Pay day lenders, football tournaments, political parties or even soap stars have found themselves in the brand doghouse with the now familiar screaming yellow hazard triangle flashing on the kennel door.

 

After all, the whole point of marketing is about creating and sustaining customer relationships, not destroying them. But toxic relationships are virulent these days: remember when Britney sang, “A guy like you should wear a warning. Don’t you know that you’re toxic?”

 

The word ‘toxic’ has ancient roots originating in the battles between Greeks and Persians when archers were prized for their long-distance offensive capabilities. To incapacitate or kill their opponents, archers often dipped their arrowheads in poison. Toxicon was the Greek word for bow-drug and so, by extension, toxic became the adjective that describes anything that is poisonous, harmful and dangerous. Today, think drinking water, atomic waste and industrial smog.

 

It is now often used figuratively as well: toxic can describe an asset with little or no value, for example a bad debt that is unlikely to be repaid.
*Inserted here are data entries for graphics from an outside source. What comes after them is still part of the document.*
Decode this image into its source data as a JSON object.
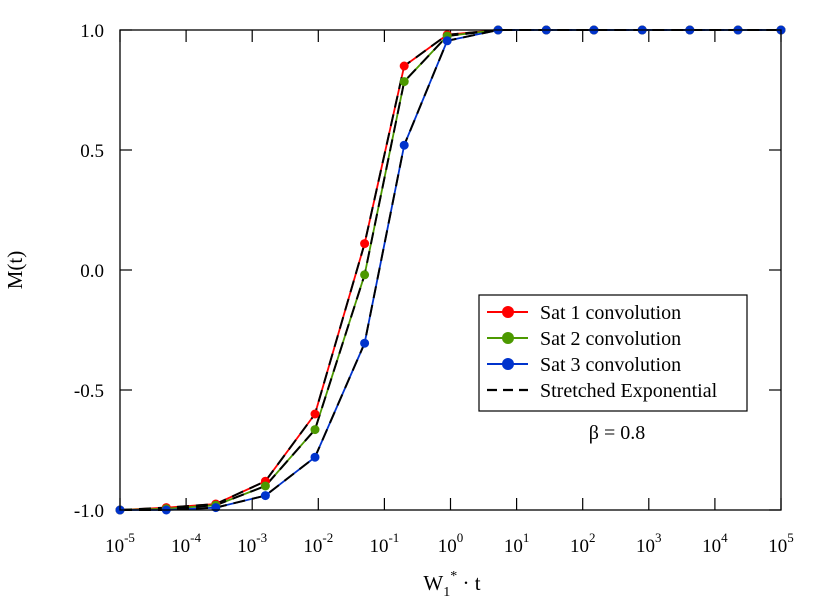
{
  "chart_data": {
    "type": "line",
    "xscale": "log",
    "xlim_exp": [
      -5,
      5
    ],
    "ylim": [
      -1.0,
      1.0
    ],
    "xlabel": {
      "base": "W",
      "sub": "1",
      "sup": "*",
      "rest": " · t"
    },
    "ylabel": "M(t)",
    "x_ticks": [
      {
        "base": "10",
        "exp": "-5",
        "value": -5
      },
      {
        "base": "10",
        "exp": "-4",
        "value": -4
      },
      {
        "base": "10",
        "exp": "-3",
        "value": -3
      },
      {
        "base": "10",
        "exp": "-2",
        "value": -2
      },
      {
        "base": "10",
        "exp": "-1",
        "value": -1
      },
      {
        "base": "10",
        "exp": "0",
        "value": 0
      },
      {
        "base": "10",
        "exp": "1",
        "value": 1
      },
      {
        "base": "10",
        "exp": "2",
        "value": 2
      },
      {
        "base": "10",
        "exp": "3",
        "value": 3
      },
      {
        "base": "10",
        "exp": "4",
        "value": 4
      },
      {
        "base": "10",
        "exp": "5",
        "value": 5
      }
    ],
    "y_ticks": [
      {
        "label": "1.0",
        "value": 1.0
      },
      {
        "label": "0.5",
        "value": 0.5
      },
      {
        "label": "0.0",
        "value": 0.0
      },
      {
        "label": "-0.5",
        "value": -0.5
      },
      {
        "label": "-1.0",
        "value": -1.0
      }
    ],
    "x_log10": [
      -5.0,
      -4.3,
      -3.55,
      -2.8,
      -2.05,
      -1.3,
      -0.7,
      -0.05,
      0.72,
      1.45,
      2.17,
      2.9,
      3.62,
      4.35,
      5.0
    ],
    "series": [
      {
        "name": "Sat 1 convolution",
        "color": "#ff0000",
        "style": "solid",
        "values": [
          -1.0,
          -0.99,
          -0.975,
          -0.88,
          -0.6,
          0.11,
          0.85,
          0.98,
          1.0,
          1.0,
          1.0,
          1.0,
          1.0,
          1.0,
          1.0
        ]
      },
      {
        "name": "Sat 2 convolution",
        "color": "#4c9900",
        "style": "solid",
        "values": [
          -1.0,
          -0.995,
          -0.98,
          -0.9,
          -0.665,
          -0.02,
          0.785,
          0.975,
          1.0,
          1.0,
          1.0,
          1.0,
          1.0,
          1.0,
          1.0
        ]
      },
      {
        "name": "Sat 3 convolution",
        "color": "#0033cc",
        "style": "solid",
        "values": [
          -1.0,
          -1.0,
          -0.99,
          -0.94,
          -0.78,
          -0.305,
          0.52,
          0.955,
          1.0,
          1.0,
          1.0,
          1.0,
          1.0,
          1.0,
          1.0
        ]
      }
    ],
    "fit_lines": [
      {
        "name": "Stretched Exponential",
        "color": "#000000",
        "style": "dashed",
        "applies_to": "all"
      }
    ],
    "legend": {
      "position": "center-right",
      "entries": [
        {
          "label": "Sat 1 convolution",
          "color": "#ff0000",
          "marker": "circle"
        },
        {
          "label": "Sat 2 convolution",
          "color": "#4c9900",
          "marker": "circle"
        },
        {
          "label": "Sat 3 convolution",
          "color": "#0033cc",
          "marker": "circle"
        },
        {
          "label": "Stretched Exponential",
          "color": "#000000",
          "marker": "dash"
        }
      ]
    },
    "annotation": "β = 0.8"
  }
}
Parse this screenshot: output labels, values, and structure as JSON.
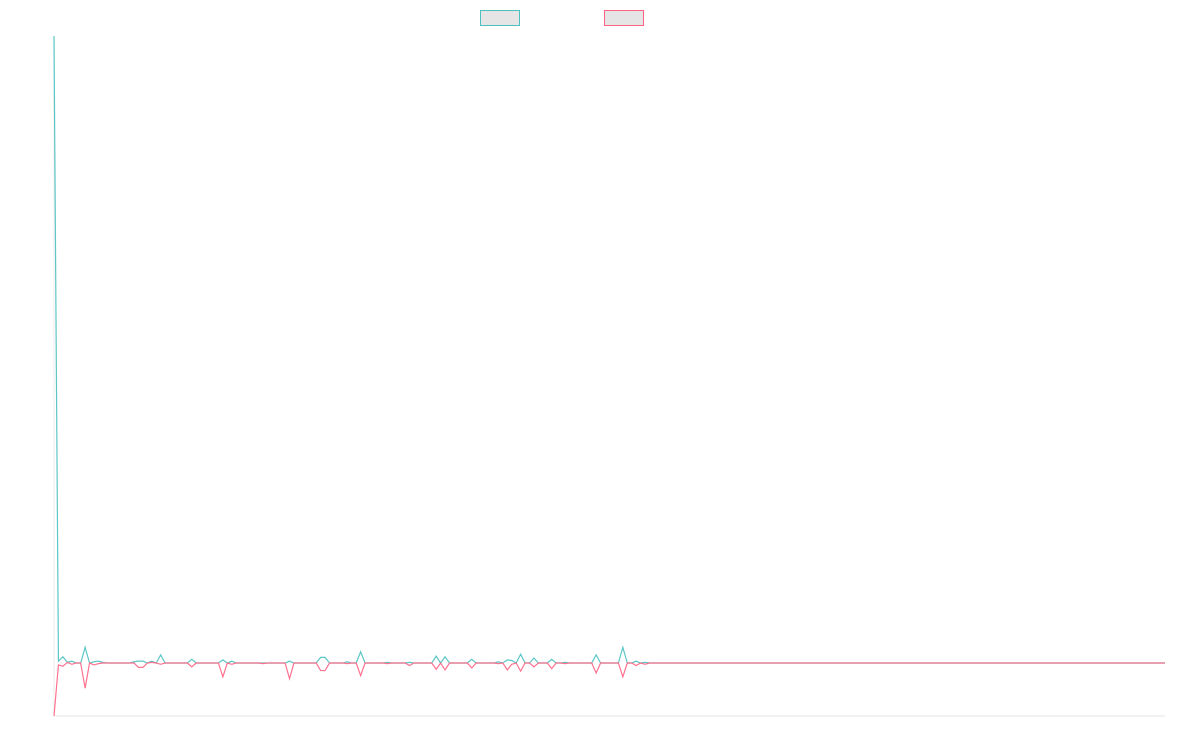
{
  "chart_data": {
    "type": "line",
    "title": "",
    "xlabel": "",
    "ylabel": "",
    "ylim": [
      -8.45,
      100
    ],
    "grid": false,
    "legend": "top",
    "x_count": 251,
    "series": [
      {
        "color": "#4bc0c0",
        "values": [
          100,
          0.3,
          1.0,
          0.1,
          0.3,
          0,
          0,
          2.5,
          0,
          0.2,
          0.3,
          0.1,
          0,
          0,
          0,
          0,
          0,
          0,
          0.2,
          0.3,
          0.3,
          0,
          0.3,
          0,
          1.3,
          0,
          0,
          0,
          0,
          0,
          0,
          0.6,
          0,
          0,
          0,
          0,
          0,
          0,
          0.5,
          0,
          0.3,
          0,
          0,
          0,
          0,
          0,
          0,
          0,
          0,
          0,
          0,
          0,
          0,
          0.3,
          0,
          0,
          0,
          0,
          0,
          0,
          0.9,
          0.9,
          0,
          0,
          0,
          0,
          0.2,
          0,
          0,
          1.8,
          0,
          0,
          0,
          0,
          0,
          0.1,
          0,
          0,
          0,
          0,
          0.1,
          0,
          0,
          0,
          0,
          0,
          1.1,
          0,
          1.0,
          0,
          0,
          0,
          0,
          0,
          0.6,
          0,
          0,
          0,
          0,
          0,
          0.2,
          0,
          0.5,
          0.4,
          0,
          1.4,
          0,
          0,
          0.8,
          0,
          0,
          0,
          0.6,
          0,
          0,
          0.1,
          0,
          0,
          0,
          0,
          0,
          0,
          1.3,
          0,
          0,
          0,
          0,
          0,
          2.5,
          0,
          0,
          0.3,
          0,
          0.1,
          0,
          0,
          0,
          0,
          0,
          0,
          0,
          0,
          0,
          0,
          0,
          0,
          0,
          0,
          0,
          0,
          0,
          0,
          0,
          0,
          0,
          0,
          0,
          0,
          0,
          0,
          0,
          0,
          0,
          0,
          0,
          0,
          0,
          0,
          0,
          0,
          0,
          0,
          0,
          0,
          0,
          0,
          0,
          0,
          0,
          0,
          0,
          0,
          0,
          0,
          0,
          0,
          0,
          0,
          0,
          0,
          0,
          0,
          0,
          0,
          0,
          0,
          0,
          0,
          0,
          0,
          0,
          0,
          0,
          0,
          0,
          0,
          0,
          0,
          0,
          0,
          0,
          0,
          0,
          0,
          0,
          0,
          0,
          0,
          0,
          0,
          0,
          0,
          0,
          0,
          0,
          0,
          0,
          0,
          0,
          0,
          0,
          0,
          0,
          0,
          0,
          0,
          0,
          0,
          0,
          0,
          0,
          0,
          0,
          0,
          0,
          0,
          0,
          0,
          0,
          0,
          0
        ]
      },
      {
        "color": "#ff6384",
        "values": [
          -8.45,
          -0.3,
          -0.5,
          0.1,
          -0.2,
          0,
          0,
          -4.0,
          0,
          -0.3,
          -0.1,
          0,
          0,
          0,
          0,
          0,
          0,
          0,
          0,
          -0.7,
          -0.7,
          0,
          0.1,
          0,
          -0.2,
          0,
          0,
          0,
          0,
          0,
          0,
          -0.6,
          0,
          0,
          0,
          0,
          0,
          0,
          -2.2,
          0,
          -0.2,
          0,
          0,
          0,
          0,
          0,
          0,
          -0.1,
          0,
          0,
          0,
          0,
          0,
          -2.5,
          0,
          0,
          0,
          0,
          0,
          0,
          -1.2,
          -1.2,
          0,
          0,
          0,
          0,
          -0.1,
          0,
          0,
          -2.0,
          0,
          0,
          0,
          0,
          0,
          -0.1,
          0,
          0,
          0,
          0,
          -0.4,
          0,
          0,
          0,
          0,
          0,
          -1.0,
          0,
          -1.1,
          0,
          0,
          0,
          0,
          0,
          -0.8,
          0,
          0,
          0,
          0,
          0,
          -0.1,
          0,
          -1.1,
          -0.2,
          0,
          -1.3,
          0,
          0,
          -0.6,
          0,
          0,
          0,
          -0.9,
          0,
          0,
          -0.1,
          0,
          0,
          0,
          0,
          0,
          0,
          -1.6,
          0,
          0,
          0,
          0,
          0,
          -2.2,
          0,
          0,
          -0.4,
          0,
          -0.2,
          0,
          0,
          0,
          0,
          0,
          0,
          0,
          0,
          0,
          0,
          0,
          0,
          0,
          0,
          0,
          0,
          0,
          0,
          0,
          0,
          0,
          0,
          0,
          0,
          0,
          0,
          0,
          0,
          0,
          0,
          0,
          0,
          0,
          0,
          0,
          0,
          0,
          0,
          0,
          0,
          0,
          0,
          0,
          0,
          0,
          0,
          0,
          0,
          0,
          0,
          0,
          0,
          0,
          0,
          0,
          0,
          0,
          0,
          0,
          0,
          0,
          0,
          0,
          0,
          0,
          0,
          0,
          0,
          0,
          0,
          0,
          0,
          0,
          0,
          0,
          0,
          0,
          0,
          0,
          0,
          0,
          0,
          0,
          0,
          0,
          0,
          0,
          0,
          0,
          0,
          0,
          0,
          0,
          0,
          0,
          0,
          0,
          0,
          0,
          0,
          0,
          0,
          0,
          0,
          0,
          0,
          0,
          0,
          0,
          0,
          0,
          0,
          0,
          0,
          0,
          0,
          0
        ]
      }
    ]
  }
}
Toxic has also become a voguish word to describe the results of careless marketing where a brand or product causes unpleasant feelings or actual harm to customers, and thus succeeds in doing the opposite of what brands are supposed to do.

 

In the turbulent waters of social media, when a brand’s behaviour can be in the spotlight for what it’s done (or what it hasn’t done), being labelled a toxic brand can seem extremely dangerous. But whilst there are some examples of terminal self-harm, Ratners Jewellery being a case in point, most brands are remarkably resilient and can bounce back with surprising speed and strength.

 

So, to sound a reassuring note for brand owners currently under some toxic cloud, all is not lost. Antidotes and brand detox strategies are available. Like so many marketing clichés, the power of this particular poison is significantly lessened by its overuse.